At a high level, the NativeAOT toolchain works like so:

  1. Compile the managed IL into an object file for a particular OS/architecture
  2. Compile a C++ "bootstrap" source file that provides the actual main function
  3. Compile all the C/C++ .NET runtime native libraries (Runtime, System.Globalization.Native, etc.)
  4. Link all of the above into the final executable

We have our own way of dealing with these steps for consoles, which allows us to reuse most of upstream .NET and not have our own custom forks of dotnet/runtime.

Even for consoles, Part 1 is completely handled by upstream .NET -- we don't need to touch the ILCompiler at all. We just tell it to spit out object files for linux/windows-x64/arm64 (depending on the platform). That's the hardest part taken care of!

Part 2 is also pretty straightforward. For each console, we take the official Bootstrap.cpp and tweak it slightly for any platform-specific idiosyncrasies around initialization.

Part 3 is where it gets interesting. We use as many official .NET source files as we can, and only add/substitute our own when absolutely necessary. The general process is the following:

  1. Create a VS project for each native library for the given console, using the upstream CMake build system as a guide. (Which files need to be included in the project, what preprocessor definitions need to be set, etc.)
  2. Attempt to build the project, as-is.
  3. For each compile error, evaluate what can be done to fix it. Imagine that one of the consoles doesn't support the POSIX function fread. In that scenario, we'd need to either create our own versions of each source file that uses fread and replace it with a console-specific API call, or we can hack in fread support via preprocessor trickery. (#define fread MySpecialFreadFunction implemented elsewhere in the project.)
  4. Repeat (3) until the project compiles successfully.

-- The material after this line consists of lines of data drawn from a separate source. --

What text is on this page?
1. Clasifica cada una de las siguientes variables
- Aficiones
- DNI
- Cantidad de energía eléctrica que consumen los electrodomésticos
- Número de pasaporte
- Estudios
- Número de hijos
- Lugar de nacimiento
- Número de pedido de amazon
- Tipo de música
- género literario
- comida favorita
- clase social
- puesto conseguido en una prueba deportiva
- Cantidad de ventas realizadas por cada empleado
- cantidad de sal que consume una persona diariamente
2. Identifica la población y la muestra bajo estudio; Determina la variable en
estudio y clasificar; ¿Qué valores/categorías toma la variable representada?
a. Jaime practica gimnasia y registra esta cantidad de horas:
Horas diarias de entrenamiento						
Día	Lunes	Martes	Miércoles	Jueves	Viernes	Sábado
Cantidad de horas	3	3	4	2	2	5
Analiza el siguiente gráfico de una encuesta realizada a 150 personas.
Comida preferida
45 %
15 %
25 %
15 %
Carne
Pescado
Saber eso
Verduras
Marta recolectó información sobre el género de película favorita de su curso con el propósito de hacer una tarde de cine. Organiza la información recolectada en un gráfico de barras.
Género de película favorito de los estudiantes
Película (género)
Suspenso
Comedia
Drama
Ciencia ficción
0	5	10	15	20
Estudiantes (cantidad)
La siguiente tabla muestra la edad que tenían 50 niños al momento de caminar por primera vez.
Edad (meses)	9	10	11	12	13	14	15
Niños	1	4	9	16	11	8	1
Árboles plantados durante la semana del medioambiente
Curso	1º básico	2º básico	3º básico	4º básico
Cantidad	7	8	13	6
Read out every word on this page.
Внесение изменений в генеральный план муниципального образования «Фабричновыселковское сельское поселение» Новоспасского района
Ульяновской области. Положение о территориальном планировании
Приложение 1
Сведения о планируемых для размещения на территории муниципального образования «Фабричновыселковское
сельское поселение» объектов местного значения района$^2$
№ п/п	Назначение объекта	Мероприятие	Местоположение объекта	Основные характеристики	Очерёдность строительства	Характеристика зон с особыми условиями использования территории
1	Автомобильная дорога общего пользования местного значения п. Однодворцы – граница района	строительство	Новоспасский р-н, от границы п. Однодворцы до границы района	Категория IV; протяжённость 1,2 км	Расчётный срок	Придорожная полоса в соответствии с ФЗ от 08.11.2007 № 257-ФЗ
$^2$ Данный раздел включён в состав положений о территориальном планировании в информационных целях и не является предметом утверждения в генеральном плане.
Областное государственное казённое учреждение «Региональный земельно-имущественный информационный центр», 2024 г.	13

Part 4 is similar to Part 3, but focused on linker errors instead.

When there's a new version of .NET, we basically just git pull the latest .NET release tag and check where we get compile/link errors in the console projects, then update our console code accordingly. The APIs used by .NET native libraries are not stable, so we often have to update a bunch of function signatures to get it to build again. This is not typically a huge effort, just a few days of tedious work.

One thing that's very important to us on the FNA team is that the NativeAOT console projects are shared freely (or, as freely as they can be with NDAs). Ideally, there should be one singular repository for each console that is shared by FNA, MonoGame, Godot, Raylib-CS, and any other interested parties. We're trying to push for that, so we'll see how that goes.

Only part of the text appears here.